More than half of people labelled as a Covid hospital patient in England only tested positive after being admitted for a different reason, leaked figures show.
The NHS England data suggests the pressure of the third wave on hospitals may be even less severe than the daily numbers let on.
There were 827 patients admitted for Covid in England last Thursday, according to the Government’s coronavirus dashboard. But 56 per cent of these were only diagnosed with the virus after being in hospital for a different illness, with some patients only testing positive weeks later, according to data seen by The Telegraph.
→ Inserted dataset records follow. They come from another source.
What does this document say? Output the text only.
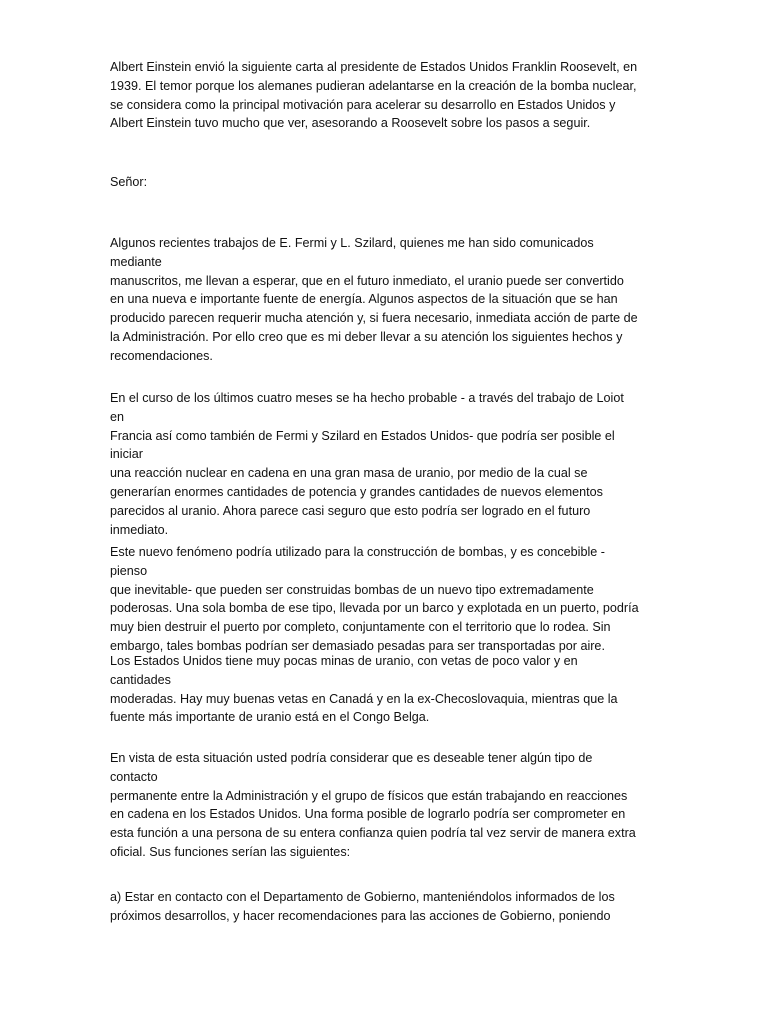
Albert Einstein envió la siguiente carta al presidente de Estados Unidos Franklin Roosevelt, en
1939. El temor porque los alemanes pudieran adelantarse en la creación de la bomba nuclear,
se considera como la principal motivación para acelerar su desarrollo en Estados Unidos y
Albert Einstein tuvo mucho que ver, asesorando a Roosevelt sobre los pasos a seguir.

Señor:

Algunos recientes trabajos de E. Fermi y L. Szilard, quienes me han sido comunicados mediante
manuscritos, me llevan a esperar, que en el futuro inmediato, el uranio puede ser convertido
en una nueva e importante fuente de energía. Algunos aspectos de la situación que se han
producido parecen requerir mucha atención y, si fuera necesario, inmediata acción de parte de
la Administración. Por ello creo que es mi deber llevar a su atención los siguientes hechos y
recomendaciones.

En el curso de los últimos cuatro meses se ha hecho probable - a través del trabajo de Loiot en
Francia así como también de Fermi y Szilard en Estados Unidos- que podría ser posible el iniciar
una reacción nuclear en cadena en una gran masa de uranio, por medio de la cual se
generarían enormes cantidades de potencia y grandes cantidades de nuevos elementos
parecidos al uranio. Ahora parece casi seguro que esto podría ser logrado en el futuro
inmediato.

Este nuevo fenómeno podría utilizado para la construcción de bombas, y es concebible - pienso
que inevitable- que pueden ser construidas bombas de un nuevo tipo extremadamente
poderosas. Una sola bomba de ese tipo, llevada por un barco y explotada en un puerto, podría
muy bien destruir el puerto por completo, conjuntamente con el territorio que lo rodea. Sin
embargo, tales bombas podrían ser demasiado pesadas para ser transportadas por aire.

Los Estados Unidos tiene muy pocas minas de uranio, con vetas de poco valor y en cantidades
moderadas. Hay muy buenas vetas en Canadá y en la ex-Checoslovaquia, mientras que la
fuente más importante de uranio está en el Congo Belga.

En vista de esta situación usted podría considerar que es deseable tener algún tipo de contacto
permanente entre la Administración y el grupo de físicos que están trabajando en reacciones
en cadena en los Estados Unidos. Una forma posible de lograrlo podría ser comprometer en
esta función a una persona de su entera confianza quien podría tal vez servir de manera extra
oficial. Sus funciones serían las siguientes:

a) Estar en contacto con el Departamento de Gobierno, manteniéndolos informados de los
próximos desarrollos, y hacer recomendaciones para las acciones de Gobierno, poniendo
Experts slammed the finding as ‘misleading’ and said officials must do more to differentiate between actual Covid admissions and ‘incidental’ cases. Increased testing – officials are doing more now than ever before – and high levels of transmission in the community will have played a role, they said.
It comes after MailOnline’s analysis earlier this month found 40 per cent of Covid ‘admissions’ were in hospital for other reasons. Tory MPs are now demanding new figures be published every day to paint a clearer picture of pressures on the NHS.
But health service bosses claimed today that trusts are just as busy as they were in the second wave of the pandemic, when there were more than 4,000 Covid admissions per day.
They said medics were juggling frantic efforts to chop down the 5.3million backlog of patients before winter as well as record numbers in A&E admissions.